God only knows. “I’ll be with friends.” Again a lie. She didn’t have any plans for the day. She figured she’d work here, be paid overtime and celebrate at home in her pajamas with a movie and bowl of popcorn. That alone sounded like heaven, even if she had no one to sit beside her.
“You need your family, Selena,” her mother cautioned.
“Of course I do. I love you, Mom, but I really have to go.”
“God be with you, child,” Juanita said, and whispered a quick prayer in Spanish before hanging up.
“Guilt trip, guilt trip, guilt trip,” Alvarez told herself as she fired up her computer and clicked onto the images of the dead women and the letters left with their bodies. Using a computer program, she aligned the letters one over the other and saved the positions of the stars. What if this guy were trying to tell them something not only from the precise letters, but from the stars, as well?
Once she’d placed the stars on one screen, she used a computer program to help her identify which constellation, if any, the stars could be a part of. Unfortunately there were dozens of potential constellations.
“Because we don’t have enough data,” she thought, wincing inside. The more victims, the more clues left behind. Eventually, if the stars were part of an astrological grouping, they would be identified, just like, given enough letters in the message, the police would be able to figure out what the killer was trying to say.
Given enough time, enough letters and enough dead women.
“Damn,” she muttered, pushing her chair back from the desk.

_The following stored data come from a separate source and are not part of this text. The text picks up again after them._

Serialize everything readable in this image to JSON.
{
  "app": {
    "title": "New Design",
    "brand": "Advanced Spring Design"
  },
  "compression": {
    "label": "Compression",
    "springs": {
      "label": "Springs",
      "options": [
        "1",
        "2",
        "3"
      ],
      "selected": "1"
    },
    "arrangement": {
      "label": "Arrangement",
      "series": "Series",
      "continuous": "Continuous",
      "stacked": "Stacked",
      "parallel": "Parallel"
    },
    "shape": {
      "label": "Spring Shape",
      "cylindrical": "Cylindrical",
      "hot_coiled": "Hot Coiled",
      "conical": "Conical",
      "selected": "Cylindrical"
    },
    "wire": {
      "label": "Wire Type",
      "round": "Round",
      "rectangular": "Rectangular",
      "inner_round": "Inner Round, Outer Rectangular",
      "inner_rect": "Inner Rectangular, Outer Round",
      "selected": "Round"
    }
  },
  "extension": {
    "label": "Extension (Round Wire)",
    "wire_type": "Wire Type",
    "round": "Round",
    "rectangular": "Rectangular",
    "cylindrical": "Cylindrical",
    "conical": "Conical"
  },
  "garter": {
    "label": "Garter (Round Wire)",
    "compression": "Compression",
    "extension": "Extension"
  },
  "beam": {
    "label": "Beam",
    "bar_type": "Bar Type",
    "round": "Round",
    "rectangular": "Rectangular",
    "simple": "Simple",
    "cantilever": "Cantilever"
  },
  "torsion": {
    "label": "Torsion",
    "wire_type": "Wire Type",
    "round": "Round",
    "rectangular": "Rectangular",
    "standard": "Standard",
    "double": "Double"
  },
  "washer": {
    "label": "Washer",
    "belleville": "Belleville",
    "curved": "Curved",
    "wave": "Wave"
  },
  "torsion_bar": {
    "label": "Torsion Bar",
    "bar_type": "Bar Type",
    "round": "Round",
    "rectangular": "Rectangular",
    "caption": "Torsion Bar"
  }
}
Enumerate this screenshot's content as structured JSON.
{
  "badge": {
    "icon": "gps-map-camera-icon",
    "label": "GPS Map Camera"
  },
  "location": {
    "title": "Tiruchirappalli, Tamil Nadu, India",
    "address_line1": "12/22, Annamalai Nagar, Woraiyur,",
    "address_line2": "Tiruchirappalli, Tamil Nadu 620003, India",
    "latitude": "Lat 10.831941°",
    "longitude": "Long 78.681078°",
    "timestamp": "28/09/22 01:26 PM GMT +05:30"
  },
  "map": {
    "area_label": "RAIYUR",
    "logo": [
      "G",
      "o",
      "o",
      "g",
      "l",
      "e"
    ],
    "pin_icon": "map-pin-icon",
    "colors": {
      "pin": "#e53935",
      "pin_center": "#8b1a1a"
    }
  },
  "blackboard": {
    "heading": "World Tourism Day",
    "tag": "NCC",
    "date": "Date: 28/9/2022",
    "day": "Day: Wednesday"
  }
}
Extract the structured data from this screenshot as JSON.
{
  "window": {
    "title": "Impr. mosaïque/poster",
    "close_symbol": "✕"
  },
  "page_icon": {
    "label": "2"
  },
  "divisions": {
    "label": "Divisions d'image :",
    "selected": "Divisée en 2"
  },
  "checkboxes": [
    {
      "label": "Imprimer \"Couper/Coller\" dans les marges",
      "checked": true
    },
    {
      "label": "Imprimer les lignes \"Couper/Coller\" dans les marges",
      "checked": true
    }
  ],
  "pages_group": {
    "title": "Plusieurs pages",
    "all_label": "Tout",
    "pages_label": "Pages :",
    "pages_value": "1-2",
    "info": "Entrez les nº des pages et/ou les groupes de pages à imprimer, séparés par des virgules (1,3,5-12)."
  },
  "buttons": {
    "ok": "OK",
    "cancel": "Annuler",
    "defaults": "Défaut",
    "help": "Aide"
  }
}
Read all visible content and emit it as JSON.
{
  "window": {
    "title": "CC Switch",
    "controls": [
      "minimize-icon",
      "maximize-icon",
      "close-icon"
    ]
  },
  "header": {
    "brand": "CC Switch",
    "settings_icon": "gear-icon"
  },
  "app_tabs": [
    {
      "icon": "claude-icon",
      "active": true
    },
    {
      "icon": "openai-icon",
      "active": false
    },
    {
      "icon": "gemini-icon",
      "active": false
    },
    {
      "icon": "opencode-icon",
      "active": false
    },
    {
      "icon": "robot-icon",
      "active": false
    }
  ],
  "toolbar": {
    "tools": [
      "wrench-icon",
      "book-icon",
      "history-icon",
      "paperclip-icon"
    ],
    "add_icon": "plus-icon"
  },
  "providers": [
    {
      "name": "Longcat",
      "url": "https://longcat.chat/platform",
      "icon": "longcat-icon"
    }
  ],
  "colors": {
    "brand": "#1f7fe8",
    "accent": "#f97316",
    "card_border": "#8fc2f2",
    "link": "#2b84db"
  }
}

It was all so sick. For the first time since walking into the nearly deserted room, she heard the sound of music drifting from the speakers. The notes of “Let It Snow” wafted around her and she almost laughed at the absurdity of the situation as she heard Bing Crosby’s voice croon the final words of the song.
She glanced through the windows to the white parking lot. Yeah, the weather outside was sure as hell frightful, but there wasn’t anything the least bit cozy or warm about being in the office at Christmastime.
Balanced against the counter, Jillian observed MacGregor as he went through the motions of making coffee “the old-fashioned way.” He started by tossing some ground coffee into a lined basket that he balanced over the glass pot from the coffeemaker. Then he grabbed a tiny saucepan, dipped it into the hot water in the pot on the stove, and poured slowly streaming scalding water through the ground beans and filter.
Within seconds, dark liquid dripped into the waiting pot.
“Camp coffee,” she said as the scent of brewing coffee filled the room.
He glanced over his shoulder at her, a spark of humor in his eyes. “I do this on the trail a lot. It impresses all the city women.”
“Of course it does,” she said, and couldn’t help but smile. “I’m impressed.”
He chuckled and for the first time she saw a different side to this intense man.